I find it easier to think of this as if you are actually switching from your single chosen door to both of the two other doors.
Since the rules are known before the game you know you’ll pick one door and then you’ll be able to switch to the other two. Since you know you’ll switch you can think of it as if you already “own” the two other doors. When Monty opens one of them, he is just helping you to open a losing door first.
It’s actually just like if you were given the choice of selecting one of the three doors or two of the three doors.
What’s really amazing is the number of posts here without a single disrespectful comment. In this day of internet anonymity, what are the odds of that?
I almost said something awful just because of your comment, Kent.
Not really, just kidding.
On my desktop :
What if I switch the previously selected door with itself?

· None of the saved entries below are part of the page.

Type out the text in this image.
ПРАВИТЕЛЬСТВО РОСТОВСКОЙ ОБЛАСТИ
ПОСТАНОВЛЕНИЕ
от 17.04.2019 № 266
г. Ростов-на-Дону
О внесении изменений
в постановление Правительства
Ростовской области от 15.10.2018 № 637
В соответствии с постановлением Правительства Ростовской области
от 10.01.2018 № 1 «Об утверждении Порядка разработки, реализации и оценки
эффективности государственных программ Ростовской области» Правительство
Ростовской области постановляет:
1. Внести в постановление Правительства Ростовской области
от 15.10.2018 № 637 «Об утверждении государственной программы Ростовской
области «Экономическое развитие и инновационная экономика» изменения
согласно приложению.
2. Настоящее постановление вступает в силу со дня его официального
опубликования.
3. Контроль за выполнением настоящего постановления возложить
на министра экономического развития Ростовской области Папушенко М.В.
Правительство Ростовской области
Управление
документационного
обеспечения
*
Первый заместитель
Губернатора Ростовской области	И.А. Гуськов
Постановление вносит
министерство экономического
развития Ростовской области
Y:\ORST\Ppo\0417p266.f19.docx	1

It’s the same as switching with the other one, right?
I’m no math-geek at all, I just want to see the light because I’m really puzzled! 🙂
Monty Hall problem
Lets suppose the contestant comes on stage and selects door # 1 in the hope that a prize is in door 1 and not a goat. Before Monty Hall does or says anything, an associate comes out and whispers something to Monty Hall. Now Monty Hall turns to the contestant and says: I just have been informed that you are a veteran. Therefore I want to better your odds and have you decide only between 2 doors. He than tells a Stage hand to remove Door 3 from the stage. ( Of course Monty knew that there was a goat behind door 3). Now he turns to the contestant and says: “There you are, 2 doors. New game. You want to switch from door # 1 to door # 2, or stay with your original choice?” Same setup as in the original problem, nothing changed except there only 2 doors now, and the contestant has now a chance of staying with his original choice or selecting the other door.
That’s now 50-50 probability, even though it’s the same problem. Which means the original problem must also be a 50-50 proposition.
Gustav, it’s not a true 50/50. Since he picked his door when there were more goats than cars, the veteran’s door is more likely to have a goat in it, His door, therefore, is tainted by previous bad odds.
The only time it’d be 50/50 is if Monty removed the goat first, then let the vet select a door. One may think this is the same thing, but remember: the door eliminated in your scenario is guaranteed NOT to be the contestant’s door. This means the contestant keeps the odds he was originally dealt (1:3), unless he switches.
How do you modify the script to simulate a case where there are say 2 cars and 5 goats?